The Masai embodied everything the English yearned to believe about primeval Africa; they were tall and slender and handsome, noble savages who looked the part, brave to the point of foolishness, peerless hunters and trackers. Every Masai boy had to kill a lion as a prelude to manhood. They wanted nothing from the modern world, simply the right and the space to follow their cows and continue their simple and deeply spiritual pastoral ways. Lions would give even the small boys a wide berth. The Masai believe they are the rightful owners of every cow on earth and sweetly sent the Americans 14 after 9/11. For some reason westerners think that is achingly touching. But if Dutch dairy farmers had offered 14 friesians in lieu of 2,000 dead it would have been viewed as horrifyingly tasteless.

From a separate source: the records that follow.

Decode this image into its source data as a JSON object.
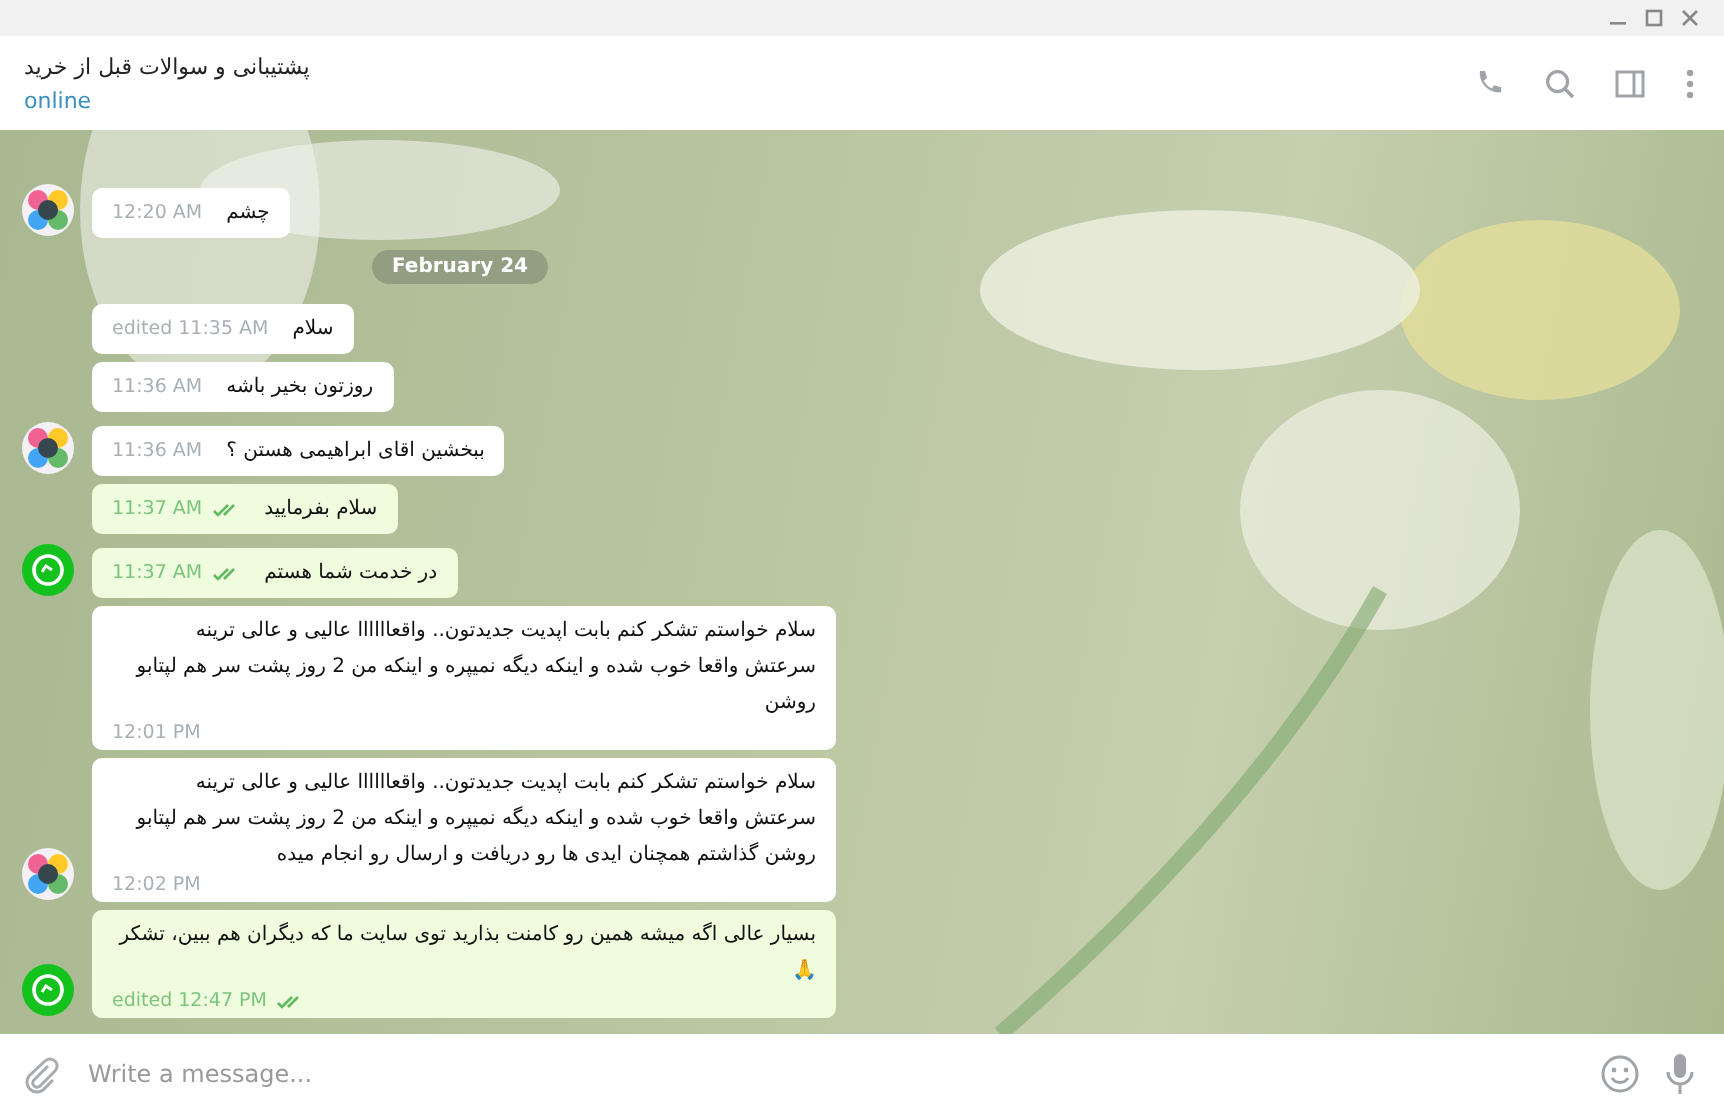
{
  "chat": {
    "title": "پشتیبانی و سوالات قبل از خرید",
    "status": "online"
  },
  "messages": [
    {
      "kind": "message",
      "outgoing": false,
      "show_avatar": true,
      "paragraphs": [
        "چشم"
      ],
      "time": "12:20 AM",
      "read": false
    },
    {
      "kind": "date",
      "label": "February 24"
    },
    {
      "kind": "message",
      "outgoing": false,
      "show_avatar": false,
      "paragraphs": [
        "سلام"
      ],
      "time": "edited 11:35 AM",
      "read": false
    },
    {
      "kind": "message",
      "outgoing": false,
      "show_avatar": false,
      "paragraphs": [
        "روزتون بخیر باشه"
      ],
      "time": "11:36 AM",
      "read": false
    },
    {
      "kind": "message",
      "outgoing": false,
      "show_avatar": true,
      "paragraphs": [
        "ببخشین اقای ابراهیمی هستن ؟"
      ],
      "time": "11:36 AM",
      "read": false
    },
    {
      "kind": "message",
      "outgoing": true,
      "show_avatar": false,
      "paragraphs": [
        "سلام بفرمایید"
      ],
      "time": "11:37 AM",
      "read": true
    },
    {
      "kind": "message",
      "outgoing": true,
      "show_avatar": true,
      "paragraphs": [
        "در خدمت شما هستم"
      ],
      "time": "11:37 AM",
      "read": true
    },
    {
      "kind": "message",
      "outgoing": false,
      "show_avatar": false,
      "paragraphs": [
        "سلام خواستم تشکر کنم بابت اپدیت جدیدتون.. واقعاااااا عالیی و عالی ترینه",
        "سرعتش واقعا خوب شده و اینکه دیگه نمیپره و اینکه من 2 روز پشت سر هم لپتابو روشن"
      ],
      "time": "12:01 PM",
      "read": false
    },
    {
      "kind": "message",
      "outgoing": false,
      "show_avatar": true,
      "paragraphs": [
        "سلام خواستم تشکر کنم بابت اپدیت جدیدتون.. واقعاااااا عالیی و عالی ترینه",
        "سرعتش واقعا خوب شده و اینکه دیگه نمیپره و اینکه من 2 روز پشت سر هم لپتابو روشن گذاشتم همچنان ایدی ها رو دریافت و ارسال رو انجام میده"
      ],
      "time": "12:02 PM",
      "read": false
    },
    {
      "kind": "message",
      "outgoing": true,
      "show_avatar": true,
      "paragraphs": [
        "بسیار عالی اگه میشه همین رو کامنت بذارید توی سایت ما که دیگران هم ببین، تشکر 🙏"
      ],
      "time": "edited 12:47 PM",
      "read": true
    }
  ],
  "composer": {
    "placeholder": "Write a message..."
  }
}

The truth is that they are nothing like as utopian as we want to believe. They dip in and out of the modern world as often as they change in and out of traditional dress and are as likely to be barmen in Mombasa as herdsmen on the Serengeti. Romantic westerners sigh: what a shame their colourful robes are made in China, their beads plastic. Their beads were always plastic. And before their tartan was made in China it was made in Lancashire and before that by client tribes.
The Masai think it is beneath them to do any work but herd cattle, but will happily do a bit of male escort work at the weekend and the photo shoots. As overgrazing erodes the pasture they are coming into conflict with farmers and game reserves and are hiring lawyers. Like most pastoralists they have a robust loathing for anyone who farms. They have a violent, arrogant self-belief and disdain for their neighbours that if it were espoused by anyone in the West would swiftly put them in court, are innately racist and organically fascist. They were proud, pretty, arrogant and vainly fearless. All attributes the English would like to have awarded to themselves.

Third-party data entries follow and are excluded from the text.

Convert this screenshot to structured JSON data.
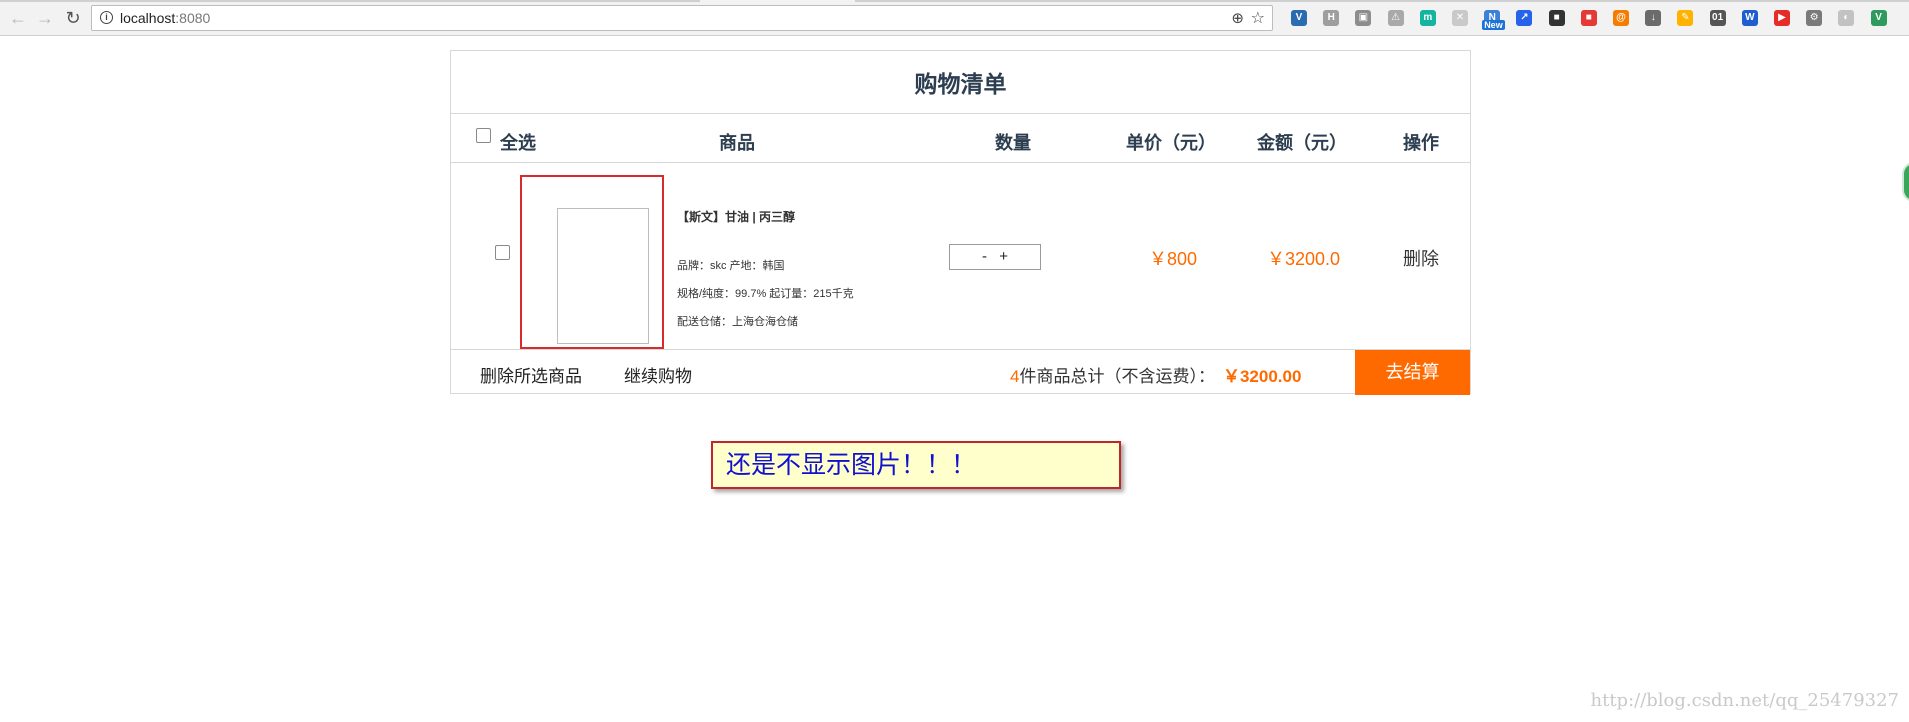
{
  "browser": {
    "url_host": "localhost",
    "url_port": ":8080",
    "icons": {
      "back": "back-arrow-icon",
      "forward": "forward-arrow-icon",
      "reload": "reload-icon",
      "info": "info-icon",
      "zoom": "zoom-icon",
      "bookmark": "star-icon"
    },
    "extensions": [
      {
        "name": "v-extension-icon",
        "glyph": "V",
        "color": "#2b6cb0"
      },
      {
        "name": "h-extension-icon",
        "glyph": "H",
        "color": "#9e9e9e"
      },
      {
        "name": "square-extension-icon",
        "glyph": "▣",
        "color": "#8d8d8d"
      },
      {
        "name": "triangle-extension-icon",
        "glyph": "⚠",
        "color": "#a9a9a9"
      },
      {
        "name": "m-extension-icon",
        "glyph": "m",
        "color": "#13b5a0"
      },
      {
        "name": "red-extension-icon",
        "glyph": "✕",
        "color": "#c9c9c9"
      },
      {
        "name": "new-extension-icon",
        "glyph": "N",
        "color": "#3b82d6",
        "badge": "New"
      },
      {
        "name": "blue-extension-icon",
        "glyph": "↗",
        "color": "#2563eb"
      },
      {
        "name": "dark-extension-icon",
        "glyph": "■",
        "color": "#333333"
      },
      {
        "name": "red-square-extension-icon",
        "glyph": "■",
        "color": "#e53935"
      },
      {
        "name": "orange-extension-icon",
        "glyph": "@",
        "color": "#f57c00"
      },
      {
        "name": "page-extension-icon",
        "glyph": "↓",
        "color": "#6b6b6b"
      },
      {
        "name": "rainbow-extension-icon",
        "glyph": "✎",
        "color": "#ffb300"
      },
      {
        "name": "01-extension-icon",
        "glyph": "01",
        "color": "#555555"
      },
      {
        "name": "w-extension-icon",
        "glyph": "W",
        "color": "#1e5ccf"
      },
      {
        "name": "youtube-extension-icon",
        "glyph": "▶",
        "color": "#e52d27"
      },
      {
        "name": "gear-extension-icon",
        "glyph": "⚙",
        "color": "#7a7a7a"
      },
      {
        "name": "grey-extension-icon",
        "glyph": "◐",
        "color": "#c2c2c2"
      },
      {
        "name": "vue-extension-icon",
        "glyph": "V",
        "color": "#2e9a5e"
      }
    ],
    "extension_badge": "New"
  },
  "cart": {
    "title": "购物清单",
    "headers": {
      "select_all": "全选",
      "product": "商品",
      "quantity": "数量",
      "unit_price": "单价（元）",
      "amount": "金额（元）",
      "action": "操作"
    },
    "item": {
      "name": "【斯文】甘油 | 丙三醇",
      "brand_line": "品牌：skc  产地：韩国",
      "spec_line": "规格/纯度：99.7%  起订量：215千克",
      "warehouse_line": "配送仓储：上海仓海仓储",
      "qty_minus": "-",
      "qty_plus": "+",
      "unit_price": "￥800",
      "amount": "￥3200.0",
      "delete": "删除"
    },
    "footer": {
      "delete_selected": "删除所选商品",
      "continue_shopping": "继续购物",
      "count": "4",
      "total_label": "件商品总计（不含运费）：",
      "total_value": "￥3200.00",
      "checkout": "去结算"
    }
  },
  "annotation": {
    "text": "还是不显示图片！！！"
  },
  "watermark": "http://blog.csdn.net/qq_25479327"
}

The Masai were, they thought, nature’s raw Englishmen. Pre-colonial Africa had been an uneasy balance of farmers and herdsmen. When the English turned up they despised the poor peasant subsistence dirt grubbers and took to the bullies. They despised the men and women who washed their clothes, tended their gardens, made their beds and looked after the children but admired the aggressive, arrogant nomads. So they took to the Masai and the Zulus and their cousins the Matabele in Zimbabwe.
Colonialists like their savages savage in a romantic mould. There is a streak of masochism in having your material world dismissed by people who have little but vanity and some sick cows. Colonialists want to believe their subjugated people were worth conquering.
The unpleasant, syrupy, simplistic Third World eugenics has continued with people like the late John Aspinall getting all moist about the ubermasculine Zulu ideal and Anita Roddick and assorted Greens ahhing over Amazonian hunter-gatherers with 30 endangered species in their hair. The Rousseau romance has a wooden heart, and the fallacy of all this is the belief that the people who know the least magically have the most to teach us. Being backward and impervious to progress and resistant to change excuses a culture from responsibility for its behaviour and belief; infant mortality rates, draconian tribal justice, witch doctor hokum, superstitious violence, subjugation of women and wilful ignorance are all excused in the name of natural cultural purity.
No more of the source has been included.